Mef2c Promotes Peripheral Nerve Regeneration Through the Regulation of Schwann Cell Phenotype

Abstract

Schwann cells (SCs) play a crucial core role in peripheral nerve regeneration. The combination of peripheral nerve scaffolds and SCs for repairing nerve defects is a promising strategy. The conversion of SCs into repair SCs (rSCs) can promote axonal regeneration and tissue homeostasis, which is important for combination with peripheral nerve scaffolds to repair long segment defects. Autologous nerve grafts (ANGs) are the gold standard for the treatment of peripheral nerve defects and studying the phenotypic characteristics of SCs in nerve scaffolds. We employed single-nucleus RNA sequencing (snRNA-seq) and identified increased Mef2c expression in rSCs.
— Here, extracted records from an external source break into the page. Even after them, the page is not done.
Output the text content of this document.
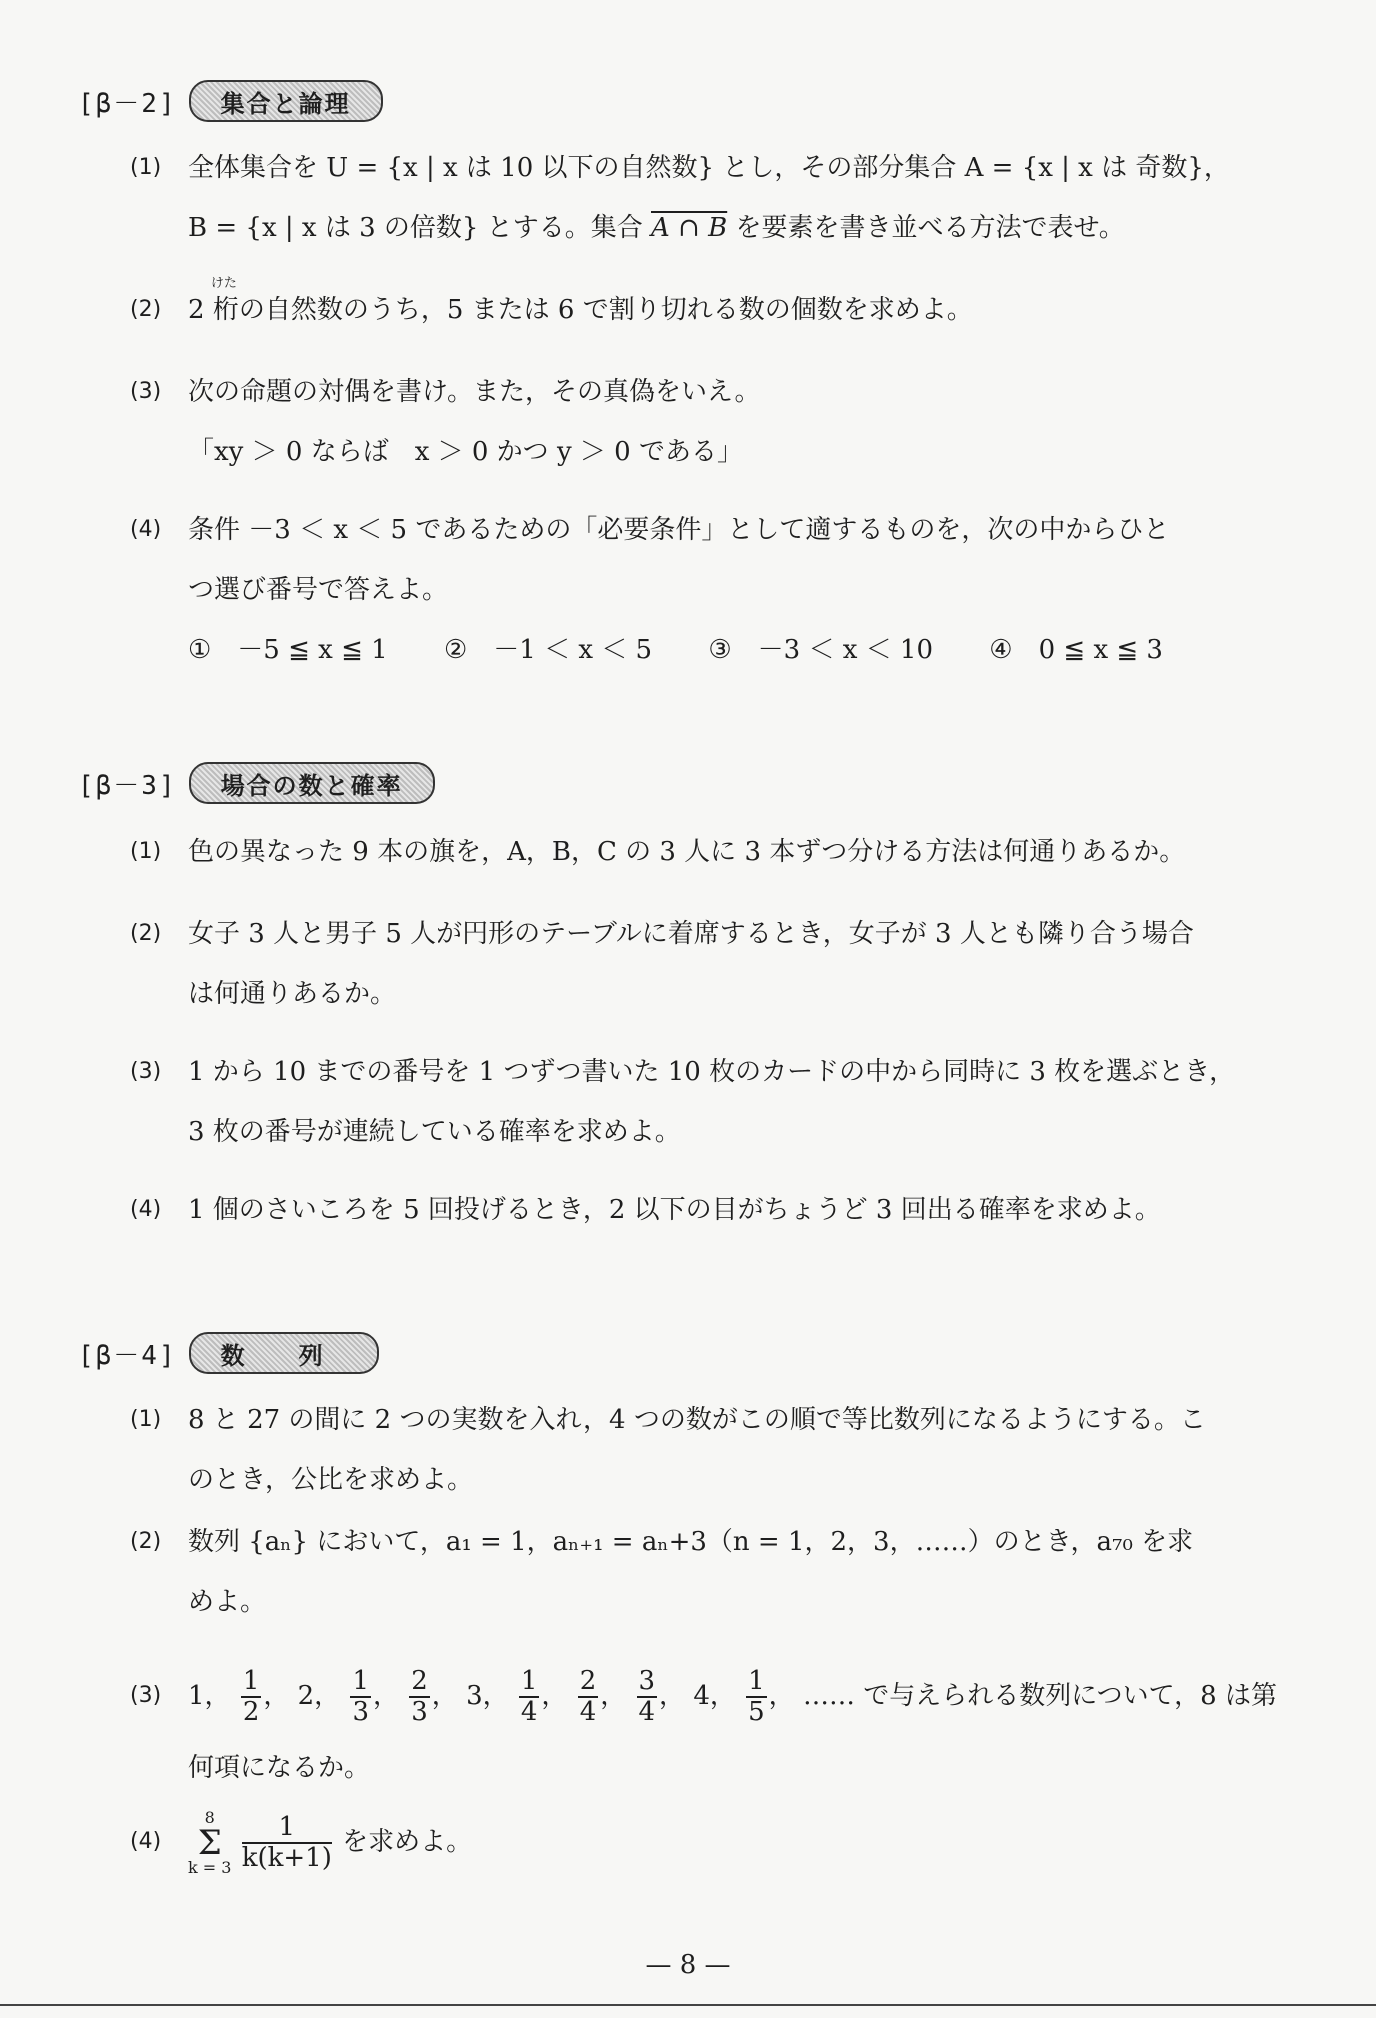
[β－2]	集合と論理
(1) 全体集合を U = {x | x は 10 以下の自然数} とし，その部分集合 A = {x | x は 奇数}，
B = {x | x は 3 の倍数} とする。集合 A ∩ B を要素を書き並べる方法で表せ。
(2) 2
けた
桁の自然数のうち，5 または 6 で割り切れる数の個数を求めよ。
(3) 次の命題の対偶を書け。また，その真偽をいえ。
「xy ＞ 0 ならば　x ＞ 0 かつ y ＞ 0 である」
(4) 条件 －3 ＜ x ＜ 5 であるための「必要条件」として適するものを，次の中からひと
つ選び番号で答えよ。
①　－5 ≦ x ≦ 1 ②　－1 ＜ x ＜ 5 ③　－3 ＜ x ＜ 10 ④　0 ≦ x ≦ 3
[β－3]	場合の数と確率
(1) 色の異なった 9 本の旗を，A，B，C の 3 人に 3 本ずつ分ける方法は何通りあるか。
(2) 女子 3 人と男子 5 人が円形のテーブルに着席するとき，女子が 3 人とも隣り合う場合
は何通りあるか。
(3) 1 から 10 までの番号を 1 つずつ書いた 10 枚のカードの中から同時に 3 枚を選ぶとき，
3 枚の番号が連続している確率を求めよ。
(4) 1 個のさいころを 5 回投げるとき，2 以下の目がちょうど 3 回出る確率を求めよ。
[β－4]	数列
(1) 8 と 27 の間に 2 つの実数を入れ，4 つの数がこの順で等比数列になるようにする。こ
のとき，公比を求めよ。
(2) 数列 {aₙ} において，a₁ = 1，aₙ₊₁ = aₙ+3（n = 1，2，3，……）のとき，a₇₀ を求
めよ。
(3) 1， $\frac{1}{2}$ ， 2， $\frac{1}{3}$ ， $\frac{2}{3}$ ， 3， $\frac{1}{4}$ ， $\frac{2}{4}$ ， $\frac{3}{4}$ ， 4， $\frac{1}{5}$ ， …… で与えられる数列について，8 は第
何項になるか。
(4)
8
Σ
$k = 3 \frac{1}{k(k+1)}$ を求めよ。
— 8 —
Immunofluorescence staining of ANGs revealed significant upregulation of Mef2c during peripheral nerve regeneration. In vitro, Mef2c negatively regulated rat primary SC proliferation and migration. Transcriptomic analysis demonstrated the direct impact of Mef2c on key myelination factors such as Sox10, Egr2, and Stat3. In vivo, Mef2c suppression via Mef2c-siRNA hindered nerve regeneration, suggesting its role in restraining SC proliferation and migration while promoting myelination. These findings highlight the role of Mef2c in regulating remyelination after peripheral nerve injuries, making it a promising target to enhance peripheral nerve scaffold and SC-based therapies for long segment defect repair.